I have the notion of a social network which is robust against malicious attacks from the outside. My vision is a system that is structurally built up as a distributed network of equal servers that operate on the same data and offer the identical services. Users should all interact on the same network, independent of the respective server they communicate with. The idea is to prevent (at least theoretically) every opportunity to bring the whole system down and to achieve a total failure of the whole service. Obviously the design of such a system is not trivial because of proper synchronization mechanisms. On the other hand there is the challenge to convey the participants to the appropriate servers. Hope you got my idea roughly.

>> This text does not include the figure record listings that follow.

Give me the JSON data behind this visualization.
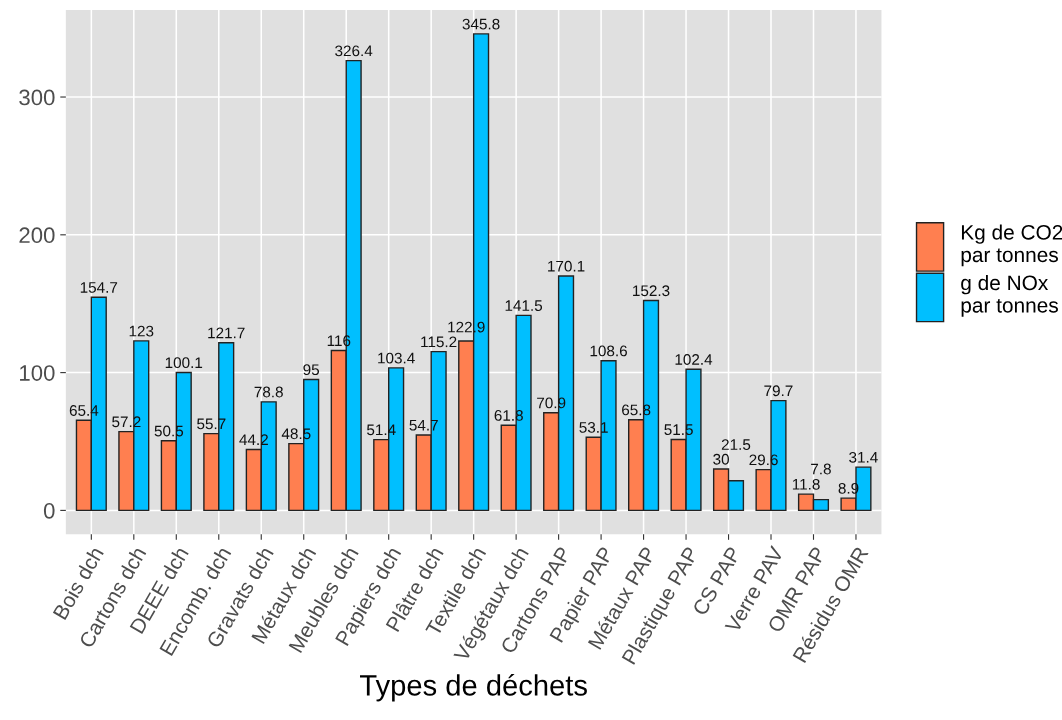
{
  "chart_data": {
    "type": "bar",
    "xlabel": "Types de déchets",
    "categories": [
      "Bois dch",
      "Cartons dch",
      "DEEE dch",
      "Encomb. dch",
      "Gravats dch",
      "Métaux dch",
      "Meubles dch",
      "Papiers dch",
      "Plâtre dch",
      "Textile dch",
      "Végétaux dch",
      "Cartons PAP",
      "Papier PAP",
      "Métaux PAP",
      "Plastique PAP",
      "CS PAP",
      "Verre PAV",
      "OMR PAP",
      "Résidus OMR"
    ],
    "series": [
      {
        "name": "Kg de CO2\npar tonnes",
        "color": "#ff7f50",
        "values": [
          65.4,
          57.2,
          50.5,
          55.7,
          44.2,
          48.5,
          116,
          51.4,
          54.7,
          122.9,
          61.8,
          70.9,
          53.1,
          65.8,
          51.5,
          30,
          29.6,
          11.8,
          8.9
        ]
      },
      {
        "name": "g de NOx\npar tonnes",
        "color": "#00bfff",
        "values": [
          154.7,
          123,
          100.1,
          121.7,
          78.8,
          95,
          326.4,
          103.4,
          115.2,
          345.8,
          141.5,
          170.1,
          108.6,
          152.3,
          102.4,
          21.5,
          79.7,
          7.8,
          31.4
        ]
      }
    ],
    "ylim": [
      -17.3,
      363.1
    ],
    "yticks": [
      0,
      100,
      200,
      300
    ],
    "grid": true,
    "legend": "right",
    "data_labels": true
  }
}
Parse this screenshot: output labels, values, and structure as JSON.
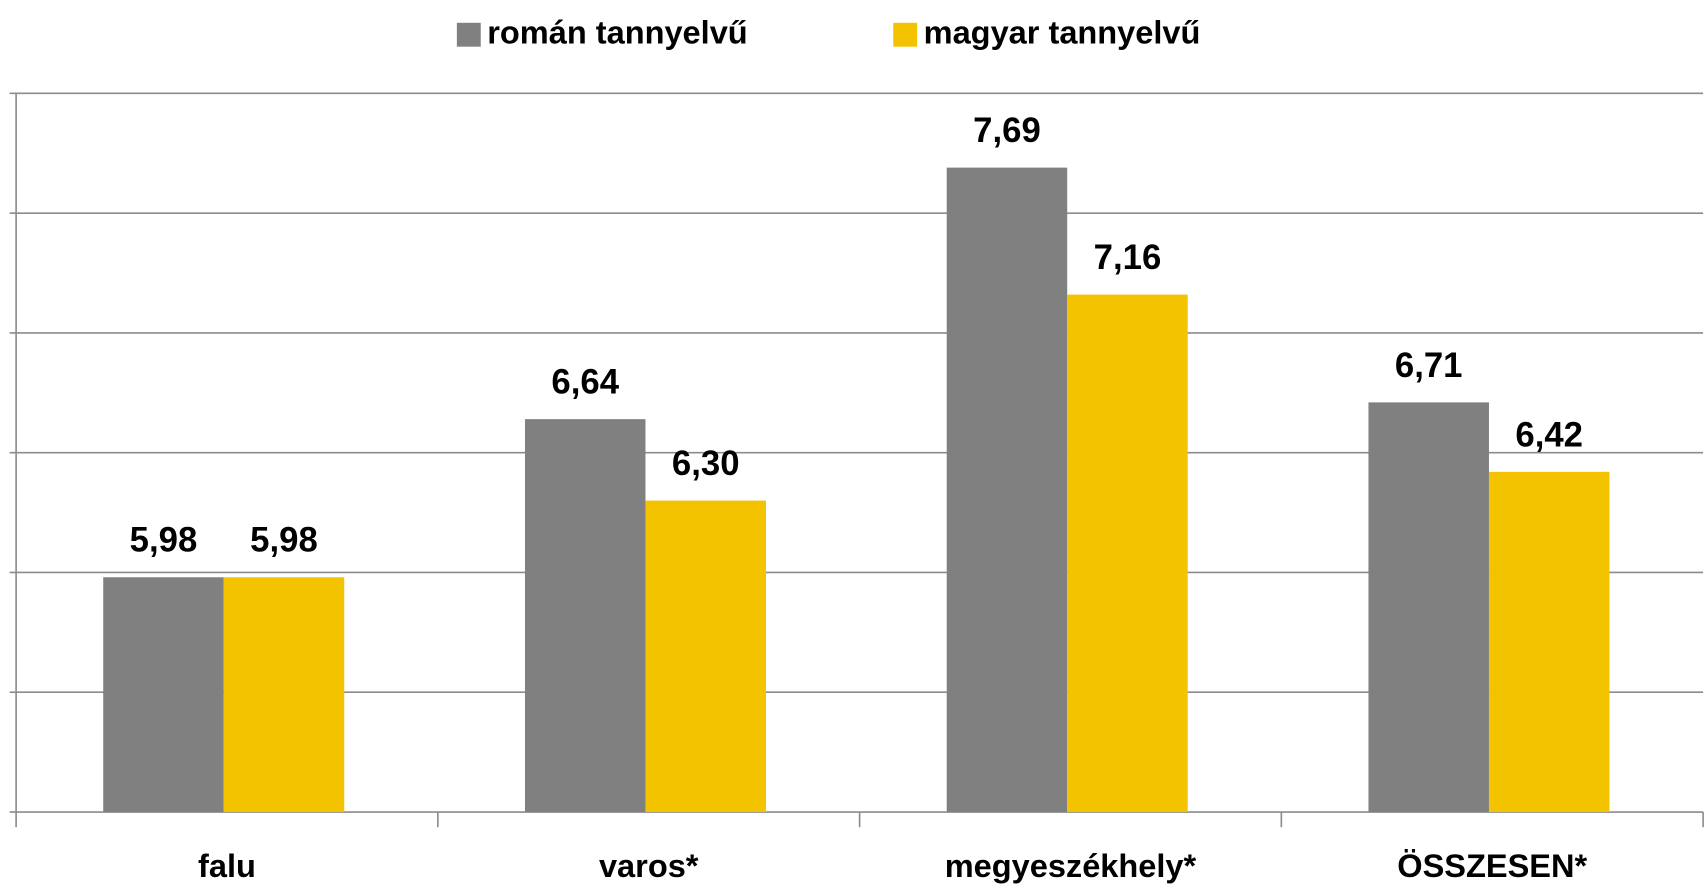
{
  "chart_data": {
    "type": "bar",
    "categories": [
      "falu",
      "varos*",
      "megyeszékhely*",
      "ÖSSZESEN*"
    ],
    "series": [
      {
        "name": "román tannyelvű",
        "color": "#808080",
        "values": [
          5.98,
          6.64,
          7.69,
          6.71
        ],
        "value_labels": [
          "5,98",
          "6,64",
          "7,69",
          "6,71"
        ]
      },
      {
        "name": "magyar tannyelvű",
        "color": "#f4c300",
        "values": [
          5.98,
          6.3,
          7.16,
          6.42
        ],
        "value_labels": [
          "5,98",
          "6,30",
          "7,16",
          "6,42"
        ]
      }
    ],
    "ylim": [
      5,
      8
    ],
    "yticks": [
      5,
      5.5,
      6,
      6.5,
      7,
      7.5,
      8
    ],
    "grid": true,
    "legend": "top"
  }
}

The thing is that I only have a vague notion how such a system can function, and furthermore have seemingly successful passed over the relevant lectures about distributed systems in my cs studies. I'm therefore a little bit in a lack of an overview of relevant literature, scientific papers describing theoretical models and also real world examples.

Can anyone help me out with references, links and helpful explanations?


To me, what you are looking for is the "replicated state machine" approach, which is a general method for implementing a fault-tolerant service by replicating servers and coordinating client interactions with server replicas.

You can first check the wiki: State machine replication and the survey paper Implementing Fault-Tolerant Services Using the State Machine Approach: A Tutorial.

For further reading, you may need to learn distributed consensus algorithm, especially the Paxos algorithm (for example, Paxos Made Simple).